While parallelism has been a difficult problem for general-purpose programming, database systems have successfully exploited parallel hardware for decades by executing many queries concurrently on multiple processors. The author of the query does not care anymore about parallelism and has only to focus on the correctness of the query itself, leaving the hard task of ensuring atomicity, consistency, isolation and durability (A.C.I.D.) to the transactional engine that is part of the database management system (DBMS). The transaction is indeed the heart of the programming model for databases and can be expressed as a group of read and write operations performed on shared objects which must appear to be executed atomically at a single point in time, before and after the effect of other transactions running or not concurrently, in a serial one-at-a-time order. Transactions offer therefore a proven abstraction mechanism in database systems for constructing reusable parallel computations, and the advent of multicore processors has renewed interest in an old idea, that of incorporating transactions into the programming model used to write parallel programs.
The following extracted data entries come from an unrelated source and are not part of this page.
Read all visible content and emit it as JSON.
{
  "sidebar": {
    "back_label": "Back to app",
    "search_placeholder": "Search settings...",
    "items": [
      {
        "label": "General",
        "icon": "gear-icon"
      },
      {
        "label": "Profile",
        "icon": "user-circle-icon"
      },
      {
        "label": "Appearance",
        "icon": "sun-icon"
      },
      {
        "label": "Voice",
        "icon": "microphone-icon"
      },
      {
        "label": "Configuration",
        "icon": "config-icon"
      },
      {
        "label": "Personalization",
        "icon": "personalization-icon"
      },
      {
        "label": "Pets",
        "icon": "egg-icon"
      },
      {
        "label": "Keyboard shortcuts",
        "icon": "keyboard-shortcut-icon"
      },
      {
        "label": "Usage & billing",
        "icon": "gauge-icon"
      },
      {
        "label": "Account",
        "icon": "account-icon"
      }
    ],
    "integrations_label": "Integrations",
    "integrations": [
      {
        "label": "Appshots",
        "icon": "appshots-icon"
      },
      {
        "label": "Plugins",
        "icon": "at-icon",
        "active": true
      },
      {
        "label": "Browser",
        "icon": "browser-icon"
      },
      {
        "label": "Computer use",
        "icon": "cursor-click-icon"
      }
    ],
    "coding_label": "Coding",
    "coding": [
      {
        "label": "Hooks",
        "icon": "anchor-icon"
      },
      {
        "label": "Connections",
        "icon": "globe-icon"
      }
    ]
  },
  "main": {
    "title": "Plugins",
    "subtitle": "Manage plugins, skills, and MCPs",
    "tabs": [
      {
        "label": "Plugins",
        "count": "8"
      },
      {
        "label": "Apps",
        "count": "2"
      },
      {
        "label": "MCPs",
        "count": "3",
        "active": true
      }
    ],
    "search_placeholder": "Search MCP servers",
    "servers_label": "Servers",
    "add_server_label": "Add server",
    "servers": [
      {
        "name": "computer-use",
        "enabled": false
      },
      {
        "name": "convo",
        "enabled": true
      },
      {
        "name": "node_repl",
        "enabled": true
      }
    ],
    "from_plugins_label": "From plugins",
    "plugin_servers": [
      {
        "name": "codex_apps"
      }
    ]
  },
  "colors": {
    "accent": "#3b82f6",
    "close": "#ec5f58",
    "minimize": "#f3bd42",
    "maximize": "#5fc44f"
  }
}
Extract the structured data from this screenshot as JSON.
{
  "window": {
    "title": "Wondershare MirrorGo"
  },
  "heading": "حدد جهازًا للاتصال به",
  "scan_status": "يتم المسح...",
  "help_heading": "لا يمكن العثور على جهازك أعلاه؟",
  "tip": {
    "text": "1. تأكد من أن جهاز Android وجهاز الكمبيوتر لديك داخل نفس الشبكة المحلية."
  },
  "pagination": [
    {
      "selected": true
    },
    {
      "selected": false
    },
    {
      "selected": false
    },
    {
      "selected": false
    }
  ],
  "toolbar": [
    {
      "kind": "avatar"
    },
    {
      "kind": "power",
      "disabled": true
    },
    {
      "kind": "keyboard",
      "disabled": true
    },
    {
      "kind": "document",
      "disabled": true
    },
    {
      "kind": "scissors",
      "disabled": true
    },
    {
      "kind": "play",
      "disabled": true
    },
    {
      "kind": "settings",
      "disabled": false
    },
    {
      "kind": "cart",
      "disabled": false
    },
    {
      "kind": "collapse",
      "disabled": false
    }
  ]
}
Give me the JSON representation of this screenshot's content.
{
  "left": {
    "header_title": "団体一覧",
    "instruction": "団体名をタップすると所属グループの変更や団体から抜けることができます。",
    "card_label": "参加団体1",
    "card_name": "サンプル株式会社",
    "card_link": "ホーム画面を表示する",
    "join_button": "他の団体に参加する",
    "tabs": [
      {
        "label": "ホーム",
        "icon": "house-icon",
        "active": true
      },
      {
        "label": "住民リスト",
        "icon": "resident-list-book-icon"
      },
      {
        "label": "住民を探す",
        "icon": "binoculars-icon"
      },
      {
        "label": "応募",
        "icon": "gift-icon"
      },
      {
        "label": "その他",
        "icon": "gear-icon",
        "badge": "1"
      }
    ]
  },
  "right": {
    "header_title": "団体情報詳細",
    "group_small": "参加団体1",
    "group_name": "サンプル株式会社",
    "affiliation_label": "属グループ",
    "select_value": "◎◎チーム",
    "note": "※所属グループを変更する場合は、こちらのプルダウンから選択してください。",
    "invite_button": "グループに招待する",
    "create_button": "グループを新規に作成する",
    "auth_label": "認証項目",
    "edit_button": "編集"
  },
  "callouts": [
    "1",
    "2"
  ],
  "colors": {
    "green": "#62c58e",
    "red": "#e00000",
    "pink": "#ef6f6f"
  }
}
This is the approach followed in Transactional Memory (TM), a paradigm that enables programmers of concurrent applications to rely on atomicity and isolation guarantees provided by some TM layer. In this thesis I will present a fully innovative mechanism enabling in-memory transactions to be executed as preemptable tasks, with preemption actuated according to very fine grain intervals. This in turn enables a single thread to exploit one CPU-core in the most effective manner with respect to different priority levels of the transactions to be processed, an issue that as not yet been tackled by any literature study.